Limitations & Future Work¶
- Coverage is limited to studio-setting standard try-on scenarios; in-the-wild settings with complex backgrounds and diverse poses are not addressed.
- The model outputs only a scalar score, lacking interpretable attribute-level feedback (e.g., "collar mismatch").
- The three-level annotation scale may be too coarse; fine-grained 5–7 level ratings could provide greater utility.
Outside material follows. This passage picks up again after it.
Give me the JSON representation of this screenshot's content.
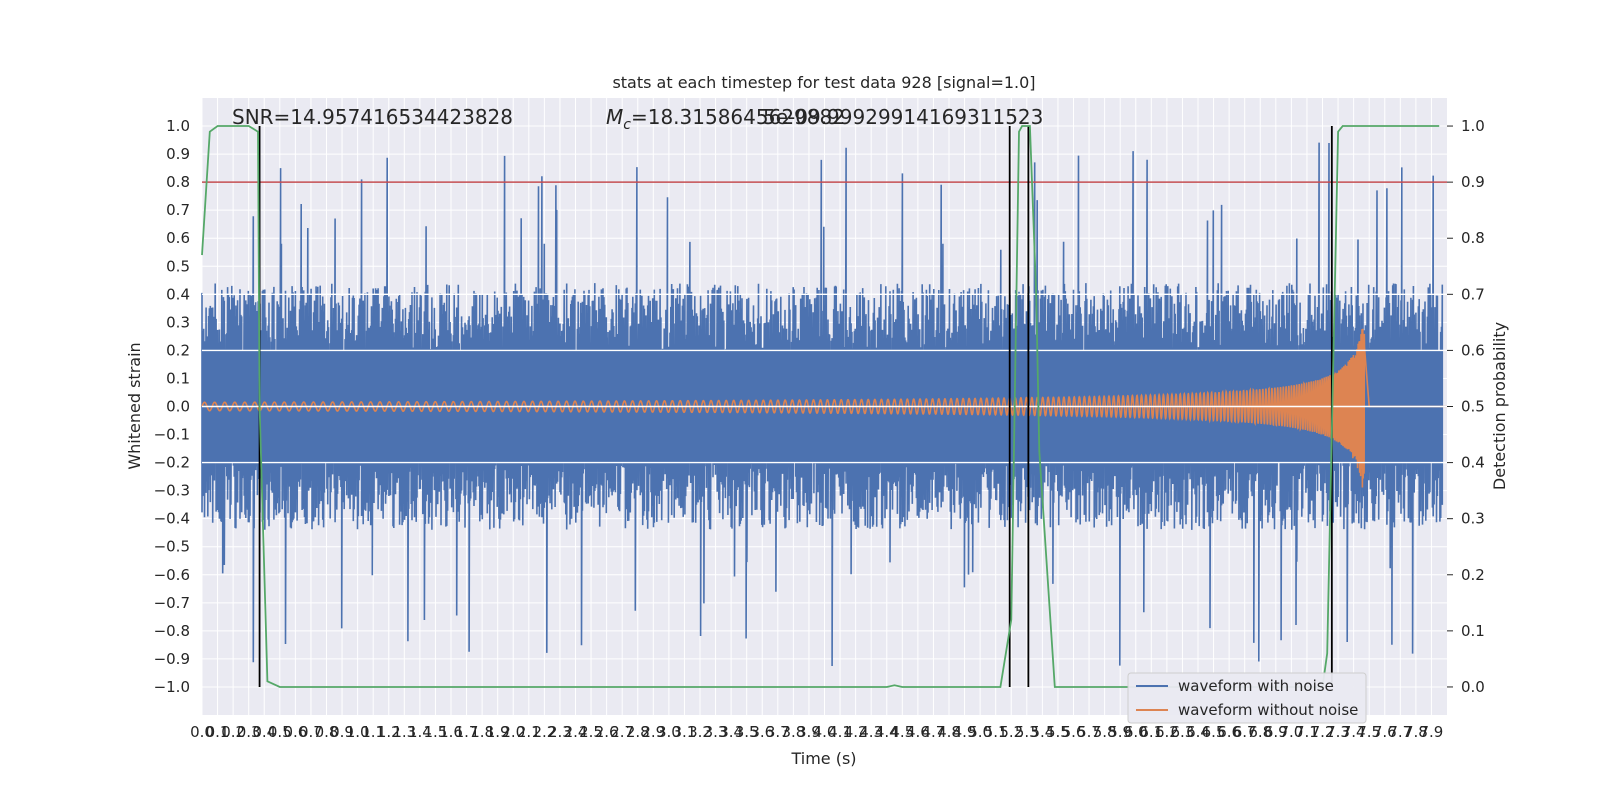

- The framework has not been extended to video try-on or 3D virtual try-on scenarios.
Related Work & Insights¶
- vs. VTONQA: Dataset scale is substantially smaller (748 pairs vs. 13,153 pairs) and the implementation is not publicly available; the present dataset and code will be open-sourced.
- vs. VTBench: Provides a multi-dimensional diagnostic framework but does not learn a unified quality assessment model.
- vs. VTON-VLLM: Focuses on textual critique rather than quantitative prediction.
- Inspiration: The reference-free quality assessment paradigm is transferable to the evaluation of other conditional generation tasks (e.g., image editing, style transfer); the asymmetric interaction design of ICA is applicable to any scenario requiring verification of whether generated outputs preserve input conditions.
Rating¶
- Novelty: ⭐⭐⭐⭐ Systematic contribution in task formulation and dataset construction; the ICA design is novel but not a breakthrough.
- Experimental Thoroughness: ⭐⭐⭐⭐⭐ Extremely comprehensive, covering 14 VTON models, cross-group generalization, human comparison, and category-wise evaluation.
- Writing Quality: ⭐⭐⭐⭐ Clear structure with detailed description of the dataset construction pipeline.
- Value: ⭐⭐⭐⭐⭐ Fills the gap of standardized evaluation benchmarks in the VTON field and has strong potential to become a community standard tool.